Gerardo Rueda - Athos (1958)
Quinze minutos. É o que o sinal pendurado num poste de iluminação
eléctrica indica. Pode-se estacionar um quarto-de-hora e, depois, há que ir
tratar da vida para outro lugar, sabe-se lá onde. A noite, persistente e
vestida de veludo e humidade, não cessa de cair sobre o silêncio. Os passeios
estão desertos. Nem um transeunte sob a mancha amarelada da iluminação pública.
Um carro preto, solitário, estacionado. Sobre ele, a luz do candeeiro abre-se
em reflexos sem constância nem propósito, revérberos a voltear num mundo votado
ao esquecimento. Se houvesse vento, talvez a neblina se dissipasse e levasse
com ela esta dor de irrealidade que se abate sobre o coração de quem olha a rua.
Uma correnteza de casas, do lado esquerdo, recorda que há pessoas na cidade.
Prédios de altura mediana, enterrados na noite, obscuros, aqui e ali recortados
pelo néon que anuncia um café, talvez uma ourivesaria, um stand que oferece
carros que ninguém quer comprar. De súbito, um vulto surge no fundo da rua.

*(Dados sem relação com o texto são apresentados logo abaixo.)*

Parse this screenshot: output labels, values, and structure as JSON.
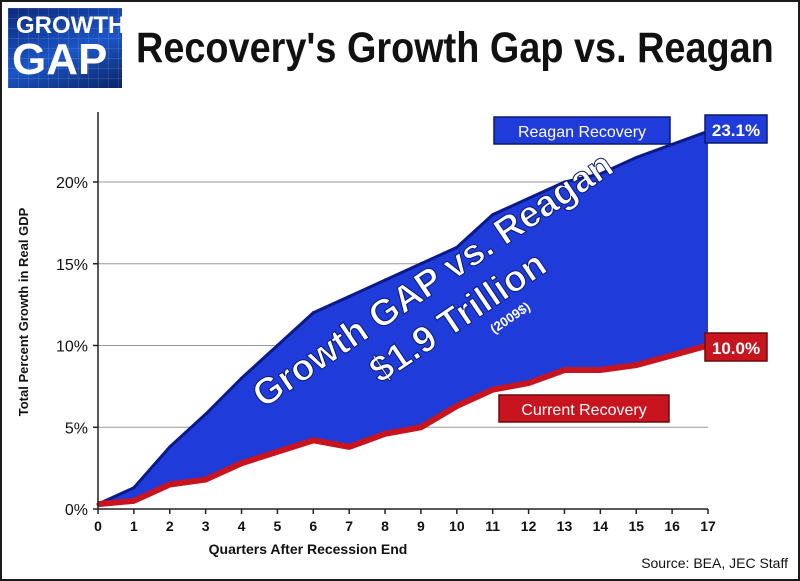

Caminha devagar, parece cambalear. Agarra-se à parede, respira fundo e dá mais
alguns passos. Faz um gesto com a mão
direita, parece querer afastar a neblina, mas logo pára. Olha para os lados e toca
com os dedos a cabeça, fazendo-os deslizar pelos cabelos. Encolhe os ombros.
Atravessa a estrada e pára mais uma vez, agora frente ao stand de automóveis.
Encosta a testa ao vidro como se quisesse entrar por ele e ver de perto algum
dos carros. Depois, põe as mãos nos bolsos do sobretudo e recomeça a andar.
Ziguezagueia no passeio, passa defronte do café. Torna a atravessar a estrada,
em passo lento, e dirige-se para o único carro ali estacionado. Detém-se longos
instantes diante da porta, depois, hesitante, abre-a, olha a noite e, com um novo
encolher de ombros, senta-se ao volante. Fala sozinho, passa a mão pelo queixo,
olha o espelho retrovisor. Suspira, faz a chave ranger na ignição, o motor
obedece de imediato. O carro arranca alvoraçado, deixa uma baforada de fumo que
se funde na neblina, e desaparece, tragado pelo destino que o espera, deixando
a rua mais abandonada e mais livre. Permitido estacionar 15 minutos entre as
8:00 e as 20:00, lê-se na placa pendurada no poste de iluminação pública.